I have no idea what the director was going for here. It seems like maybe he's trying to make some sort of statement about the popularity and/or commercialization of Manson's image/status as a public figure, or maybe he's making an ironic statement about people's supposed fears about Manson's influence on the youth. I don't know, this movie isn't coherent enough to figure any of that out. Most reviews I read of this mentioned that the movie was genuinely disturbing. I don't agree. It's not convincing enough, and at times too silly, to disturb. But I guess I will give it some credit for being the only one of the three Manson movies we watched to deal with all the sex and violence graphically. It doesn't gloss-over anything, and doesn't try to present its tasteless material in a tasteful manner, which adds a weird honesty/purity to the movie, if nothing else.
So the first Helter Skelter was the best movie we watched, the remake had the best acting, and The Manson Family was... something else, to say the least. I get the attraction to the material... it's just a damn gripping, strange story, but all three films fail to ascribe any real significance to it. Not that there is anything wrong with telling a good yarn, but none of these filmmakers really cracked why this is an important story to tell. Maybe it's not one. The original Helter Skelter makes a misguided rant against youth culture that falls flat at the end. The remake seemed to try to show Manson becoming a cultural icon, but doesn't really explain why that would happen or what it means about this society. And The Manson Family, I mean I honestly don't know what the fuck that was about. The main common point between all three movies is that the murders were awful, shocking acts. So maybe the Manson saga is more becoming a shared American myth about evil, more than any sort of morally or socially relevant message. And that's cool, maybe Charles Manson is the American boogeyman, and we'll be telling our grand kids about him a hundred years from now.
3 comments:
Does it make me seem even creepier that I downloaded the Manson song like a year before ever reading Helter Skelter? Like, creepier than I normally am as a walking compendium of knowledge on the Manson Family, Zodiac killer, etc? Maybe I should leave that part out of conversation...
Anyway, good assessment on all three movies. I agree. Except with the re-watchability of the third movie. I probably wouldn't have enough interest to watch it again, except maybe to play a drinking game to its ridiculousness.

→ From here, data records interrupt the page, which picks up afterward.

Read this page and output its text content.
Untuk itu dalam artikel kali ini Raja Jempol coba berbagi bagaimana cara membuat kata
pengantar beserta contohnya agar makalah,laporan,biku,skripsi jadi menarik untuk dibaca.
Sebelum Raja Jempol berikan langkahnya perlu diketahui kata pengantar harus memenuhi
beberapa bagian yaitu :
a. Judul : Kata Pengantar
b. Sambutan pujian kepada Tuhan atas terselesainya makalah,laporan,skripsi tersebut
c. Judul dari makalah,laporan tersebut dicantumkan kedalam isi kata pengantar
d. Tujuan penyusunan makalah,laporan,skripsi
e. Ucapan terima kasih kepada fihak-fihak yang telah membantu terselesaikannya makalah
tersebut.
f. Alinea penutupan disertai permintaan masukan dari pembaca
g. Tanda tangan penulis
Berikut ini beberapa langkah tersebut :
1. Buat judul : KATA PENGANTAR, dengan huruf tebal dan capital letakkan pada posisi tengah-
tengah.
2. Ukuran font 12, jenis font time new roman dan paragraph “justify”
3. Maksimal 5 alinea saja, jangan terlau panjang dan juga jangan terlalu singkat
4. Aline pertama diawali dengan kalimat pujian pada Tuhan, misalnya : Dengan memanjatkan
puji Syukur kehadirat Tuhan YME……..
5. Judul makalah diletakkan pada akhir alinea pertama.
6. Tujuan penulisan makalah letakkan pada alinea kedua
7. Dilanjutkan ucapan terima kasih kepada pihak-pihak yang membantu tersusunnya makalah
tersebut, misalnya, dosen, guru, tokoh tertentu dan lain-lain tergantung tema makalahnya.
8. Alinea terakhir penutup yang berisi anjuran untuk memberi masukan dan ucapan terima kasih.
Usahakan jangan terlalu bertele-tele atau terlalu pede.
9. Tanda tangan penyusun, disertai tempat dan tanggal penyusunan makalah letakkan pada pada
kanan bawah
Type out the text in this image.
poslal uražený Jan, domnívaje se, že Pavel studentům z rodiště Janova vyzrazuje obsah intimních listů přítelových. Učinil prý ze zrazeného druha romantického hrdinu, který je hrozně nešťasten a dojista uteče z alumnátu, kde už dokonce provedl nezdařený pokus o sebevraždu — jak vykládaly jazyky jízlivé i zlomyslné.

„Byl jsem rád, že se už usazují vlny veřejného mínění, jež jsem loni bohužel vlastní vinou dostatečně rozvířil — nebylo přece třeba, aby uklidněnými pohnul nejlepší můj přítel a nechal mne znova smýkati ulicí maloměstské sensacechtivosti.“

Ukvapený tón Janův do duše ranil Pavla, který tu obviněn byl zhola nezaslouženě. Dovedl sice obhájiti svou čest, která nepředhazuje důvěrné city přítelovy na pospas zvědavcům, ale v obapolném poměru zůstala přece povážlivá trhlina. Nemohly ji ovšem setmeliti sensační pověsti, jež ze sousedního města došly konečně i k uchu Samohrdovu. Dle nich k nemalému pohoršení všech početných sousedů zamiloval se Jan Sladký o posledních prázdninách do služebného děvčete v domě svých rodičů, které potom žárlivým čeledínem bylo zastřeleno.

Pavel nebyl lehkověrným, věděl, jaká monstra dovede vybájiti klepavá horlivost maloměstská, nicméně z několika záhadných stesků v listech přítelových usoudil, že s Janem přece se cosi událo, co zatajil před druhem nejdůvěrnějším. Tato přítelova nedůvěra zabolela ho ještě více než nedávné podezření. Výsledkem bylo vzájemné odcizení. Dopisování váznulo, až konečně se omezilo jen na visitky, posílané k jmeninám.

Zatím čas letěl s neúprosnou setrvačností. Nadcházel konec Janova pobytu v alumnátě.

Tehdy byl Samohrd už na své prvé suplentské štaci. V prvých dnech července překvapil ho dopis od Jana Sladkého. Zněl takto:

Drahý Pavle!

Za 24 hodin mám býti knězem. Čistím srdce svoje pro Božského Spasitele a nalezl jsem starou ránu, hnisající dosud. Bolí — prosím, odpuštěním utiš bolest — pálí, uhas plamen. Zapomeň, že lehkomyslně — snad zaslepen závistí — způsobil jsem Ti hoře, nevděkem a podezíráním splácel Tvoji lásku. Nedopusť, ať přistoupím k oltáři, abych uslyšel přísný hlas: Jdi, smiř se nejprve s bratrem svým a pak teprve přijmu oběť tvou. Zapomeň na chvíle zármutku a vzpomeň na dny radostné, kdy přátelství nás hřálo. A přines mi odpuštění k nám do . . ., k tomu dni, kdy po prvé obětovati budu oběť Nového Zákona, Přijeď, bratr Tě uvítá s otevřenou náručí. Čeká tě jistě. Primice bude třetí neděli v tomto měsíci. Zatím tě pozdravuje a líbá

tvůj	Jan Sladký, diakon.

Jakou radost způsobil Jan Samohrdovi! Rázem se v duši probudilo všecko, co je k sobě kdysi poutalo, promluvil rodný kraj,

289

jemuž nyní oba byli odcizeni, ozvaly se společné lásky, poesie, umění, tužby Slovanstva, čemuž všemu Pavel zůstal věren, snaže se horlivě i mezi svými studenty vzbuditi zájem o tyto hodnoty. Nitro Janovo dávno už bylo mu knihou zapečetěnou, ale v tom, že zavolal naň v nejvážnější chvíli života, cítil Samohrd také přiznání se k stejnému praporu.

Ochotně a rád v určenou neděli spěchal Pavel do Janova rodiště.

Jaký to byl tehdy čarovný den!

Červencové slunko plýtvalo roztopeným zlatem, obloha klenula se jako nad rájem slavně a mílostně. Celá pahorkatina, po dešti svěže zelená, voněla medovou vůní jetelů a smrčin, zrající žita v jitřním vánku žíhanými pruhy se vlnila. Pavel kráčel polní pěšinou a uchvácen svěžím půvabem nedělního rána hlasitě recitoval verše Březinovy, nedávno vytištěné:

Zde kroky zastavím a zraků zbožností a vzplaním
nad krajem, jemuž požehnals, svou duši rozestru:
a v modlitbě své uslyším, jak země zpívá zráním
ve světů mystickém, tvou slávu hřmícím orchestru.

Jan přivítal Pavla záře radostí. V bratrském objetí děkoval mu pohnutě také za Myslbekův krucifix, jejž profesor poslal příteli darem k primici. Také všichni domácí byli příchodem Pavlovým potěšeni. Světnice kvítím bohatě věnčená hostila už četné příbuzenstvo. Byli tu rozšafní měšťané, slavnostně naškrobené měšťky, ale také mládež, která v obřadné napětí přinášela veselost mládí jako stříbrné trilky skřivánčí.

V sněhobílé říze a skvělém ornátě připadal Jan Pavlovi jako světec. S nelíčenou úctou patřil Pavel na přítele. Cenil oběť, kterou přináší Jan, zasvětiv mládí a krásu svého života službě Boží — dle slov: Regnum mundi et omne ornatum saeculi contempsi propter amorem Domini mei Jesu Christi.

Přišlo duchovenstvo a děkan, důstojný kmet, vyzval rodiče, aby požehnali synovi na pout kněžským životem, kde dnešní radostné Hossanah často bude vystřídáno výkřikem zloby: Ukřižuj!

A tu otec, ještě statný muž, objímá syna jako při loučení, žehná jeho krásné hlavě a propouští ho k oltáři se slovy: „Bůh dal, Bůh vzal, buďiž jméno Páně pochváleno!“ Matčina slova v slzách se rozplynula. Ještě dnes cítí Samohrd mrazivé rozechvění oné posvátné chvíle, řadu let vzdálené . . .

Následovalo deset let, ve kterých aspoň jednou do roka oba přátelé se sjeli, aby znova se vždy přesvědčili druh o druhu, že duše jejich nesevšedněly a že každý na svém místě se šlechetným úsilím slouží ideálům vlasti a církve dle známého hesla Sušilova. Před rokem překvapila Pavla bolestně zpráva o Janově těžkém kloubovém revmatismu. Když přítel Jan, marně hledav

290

But I think maybe, overall, it's impossible to make a definitive movie on the Manson Family- you've either got to give up the outsider, learning-about-it-after-the-fact-as-the-details-reveal-themselves perspective that Bugliosi had in writing the book that makes it so terrifying, or you've got to give up the insight into Charlie Manson's character, which requires an insider-POV from his beginnings, or the beginnings of the family before it was The Family. Can't have the best of both worlds. That's why maybe it should just be law that anyone who watches one movie must also watch the other.
I don't know, I think you could combine the two... focus on the investigaation while also trying to flesh out the Manson Family.
In fact, all three movies really failed to explain why people would want to join the family. The remake of Helter Skelter did a good job of showing Manson as a charisthmatic and manipulative figure, but didn't really explain why these people were there in the first place, or why they were so succeptible to his message.
this is true. they did take the next step in showing the attractive parts of charlie manson's persona, but didn't take the further step of showing why the girls would be so open to that figure in the first place (their own experiences/home lives/etc).